Definition
A movable reference marker on the radio altimeter display that the pilot sets to a specific height above the ground, typically the Decision Height (DH) for a precision instrument approach. When the aircraft descends through the set height, the radio altimeter triggers an aural and/or visual alert.
Plain English
A pointer on the radio altimeter that the pilot moves to the height where they need to be alerted. When the airplane gets down to that height above the ground, the instrument warns them.
Context Anchor
Seen when using a radio altimeter during low-altitude instrument procedures, especially approaches where the pilot wants a clear height reminder near the runway.
Derivation
The term 'bug' comes from older instrument design, where a small movable marker on the dial face looked like a tiny insect on the gauge. Pilots have used 'bug' for decades to mean any settable reference pointer on an instrument (heading bug, airspeed bug, altitude bug).

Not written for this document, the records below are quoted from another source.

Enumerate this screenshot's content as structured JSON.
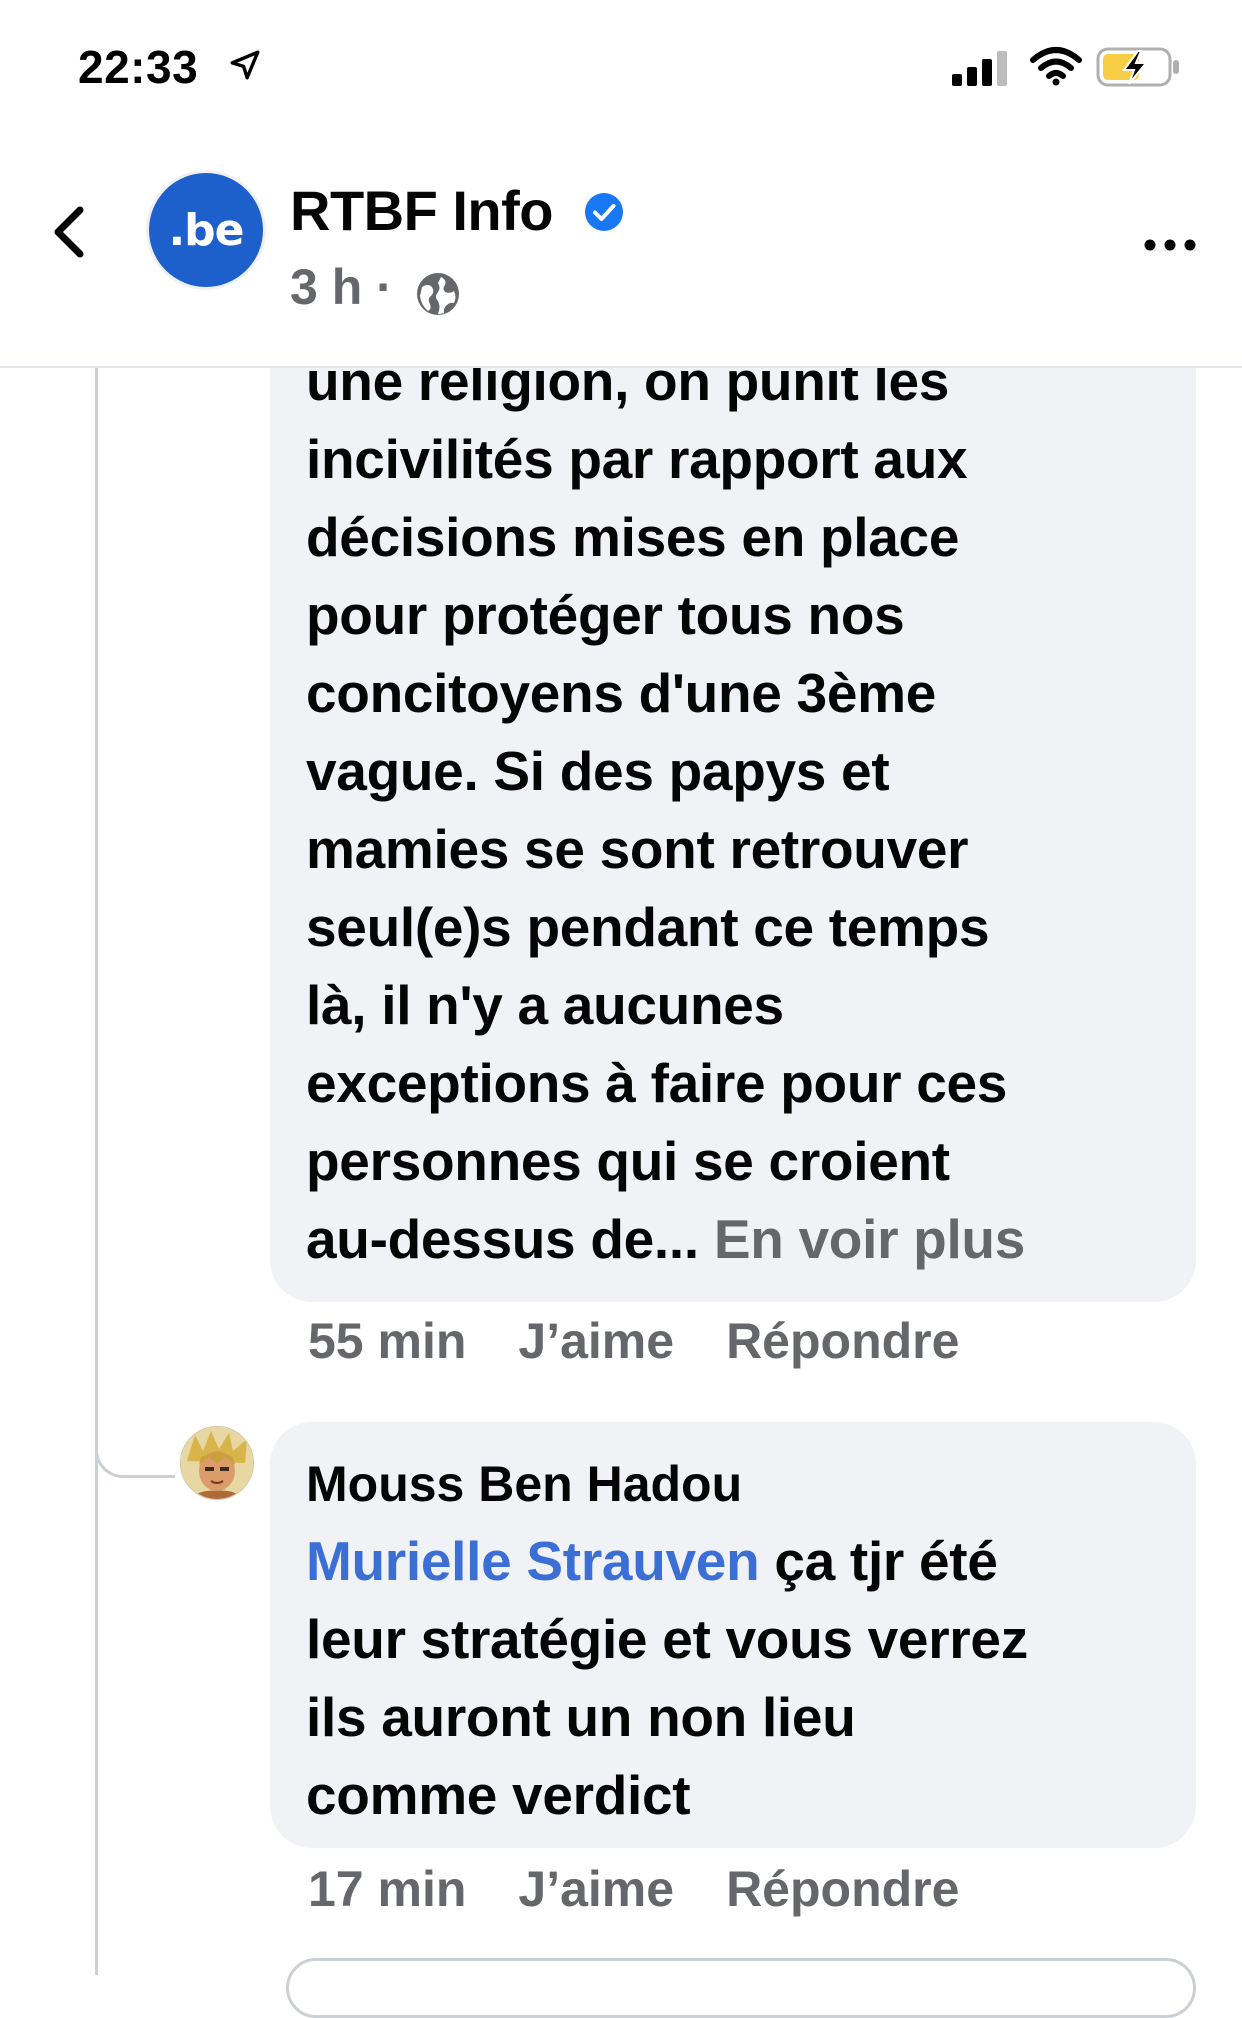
{
  "status_bar": {
    "time": "22:33"
  },
  "header": {
    "page_name": "RTBF Info",
    "avatar_text": ".be",
    "post_time": "3 h ·"
  },
  "comments": [
    {
      "text": "une religion, on punit les\nincivilités par rapport aux\ndécisions mises en place\npour protéger tous nos\nconcitoyens d'une 3ème\nvague. Si des papys et\nmamies se sont retrouver\nseul(e)s pendant ce temps\nlà, il n'y a aucunes\nexceptions à faire pour ces\npersonnes qui se croient\nau-dessus de... ",
      "see_more": "En voir plus",
      "time": "55 min",
      "like": "J’aime",
      "reply": "Répondre"
    },
    {
      "author": "Mouss Ben Hadou",
      "mention": "Murielle Strauven",
      "text": " ça tjr été\nleur stratégie et vous verrez\nils auront un non lieu\ncomme verdict",
      "time": "17 min",
      "like": "J’aime",
      "reply": "Répondre"
    }
  ],
  "colors": {
    "verified_blue": "#1877f2",
    "mention_blue": "#3b6fd6",
    "secondary_text": "#65676b",
    "bubble_bg": "#f0f2f5",
    "avatar_blue": "#1d5fcb"
  }
}
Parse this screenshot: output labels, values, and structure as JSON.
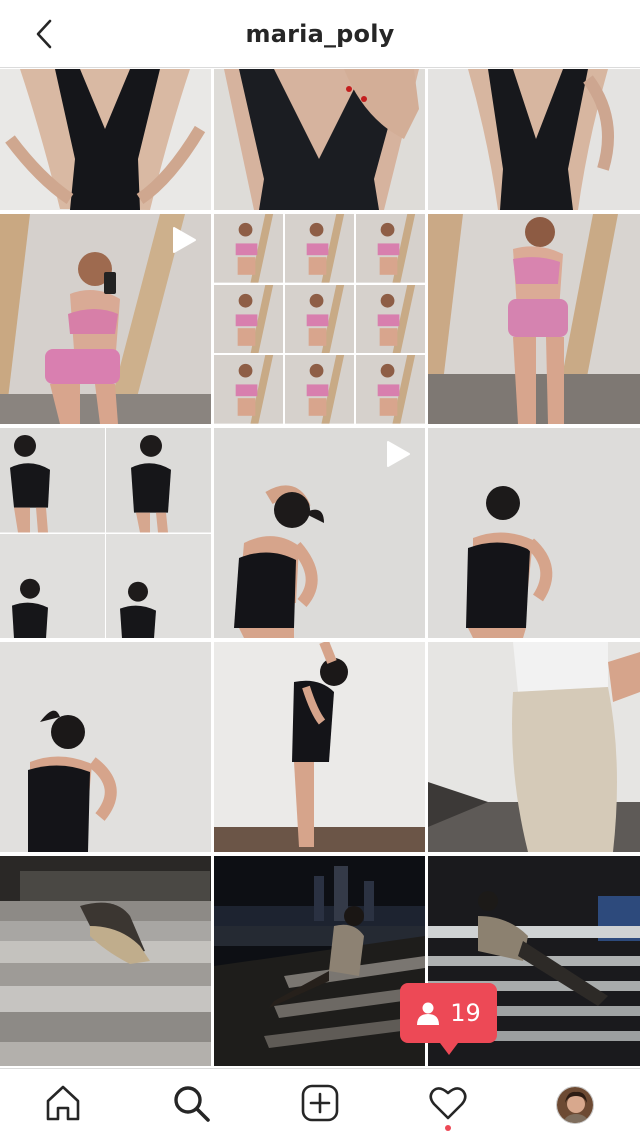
{
  "header": {
    "username": "maria_poly",
    "back_icon": "chevron-left-icon"
  },
  "grid": {
    "posts": [
      {
        "kind": "photo",
        "subject": "black-dress",
        "video": false
      },
      {
        "kind": "photo",
        "subject": "black-dress",
        "video": false
      },
      {
        "kind": "photo",
        "subject": "black-dress",
        "video": false
      },
      {
        "kind": "photo",
        "subject": "pink-set",
        "video": true
      },
      {
        "kind": "collage",
        "subject": "pink-set",
        "video": false
      },
      {
        "kind": "photo",
        "subject": "pink-set",
        "video": false
      },
      {
        "kind": "collage",
        "subject": "black-bodysuit",
        "video": false
      },
      {
        "kind": "photo",
        "subject": "black-bodysuit",
        "video": true
      },
      {
        "kind": "photo",
        "subject": "black-bodysuit",
        "video": false
      },
      {
        "kind": "photo",
        "subject": "black-bodysuit",
        "video": false
      },
      {
        "kind": "photo",
        "subject": "black-dress-back",
        "video": false
      },
      {
        "kind": "photo",
        "subject": "jeans",
        "video": false
      },
      {
        "kind": "photo",
        "subject": "night-stairs",
        "video": false
      },
      {
        "kind": "photo",
        "subject": "night-city",
        "video": false
      },
      {
        "kind": "photo",
        "subject": "night-stairs",
        "video": false
      }
    ]
  },
  "notification": {
    "icon": "person-icon",
    "count": "19",
    "color": "#ed4956"
  },
  "bottom_nav": {
    "items": [
      {
        "name": "home",
        "icon": "home-icon"
      },
      {
        "name": "search",
        "icon": "search-icon"
      },
      {
        "name": "new-post",
        "icon": "plus-square-icon"
      },
      {
        "name": "activity",
        "icon": "heart-icon",
        "badge_dot": true
      },
      {
        "name": "profile",
        "icon": "avatar"
      }
    ]
  }
}
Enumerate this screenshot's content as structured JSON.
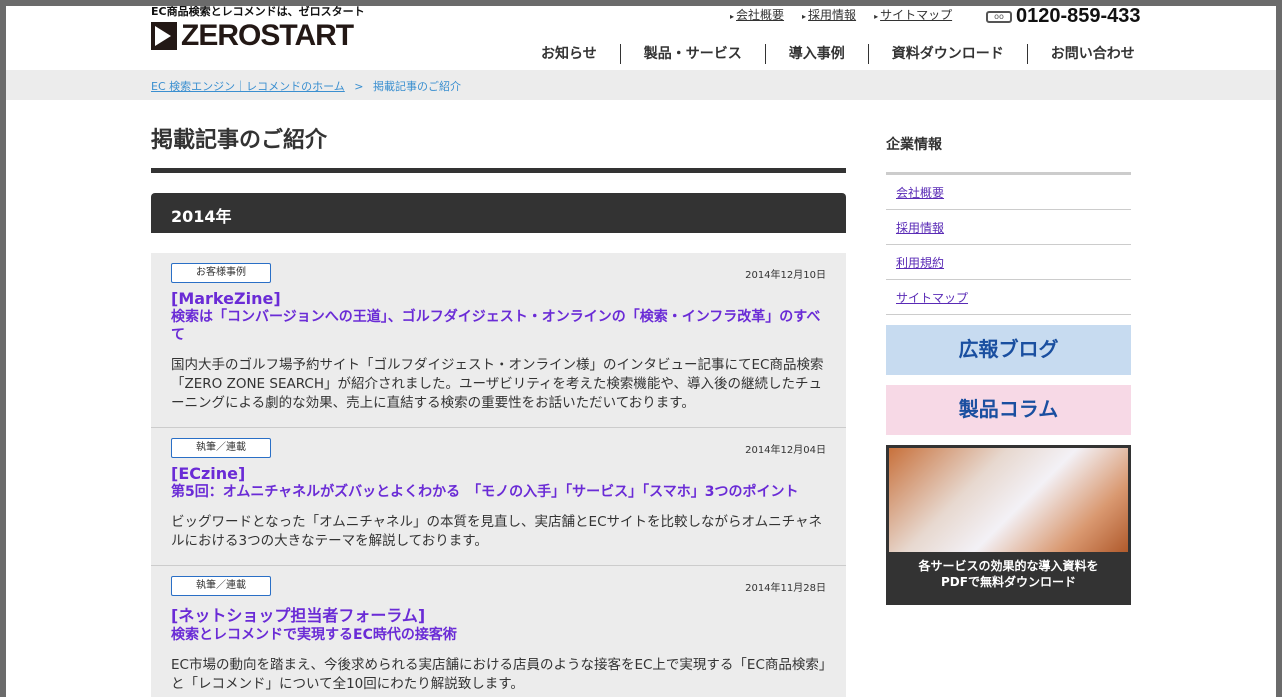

A radio altimeter bug is simply the bug that lives on the radio altimeter.
Why Pilots Care
It gives an immediate visual cue for critical decision heights, helping prevent controlled flight into terrain.
Analogy
It is like putting a reminder mark on a ruler at the exact measurement you care about, so you do not have to search for it while things are moving quickly.
Intuition Check
“Bug” does not mean an insect or a mechanical problem here. It means a settable marker on the instrument.
Example Sentence 1
During the approach briefing, the captain set the radio altimeter bug to 200 feet for the ILS Decision Height.
Example Sentence 2
As the needle reached the radio altimeter bug, the crew initiated the missed approach.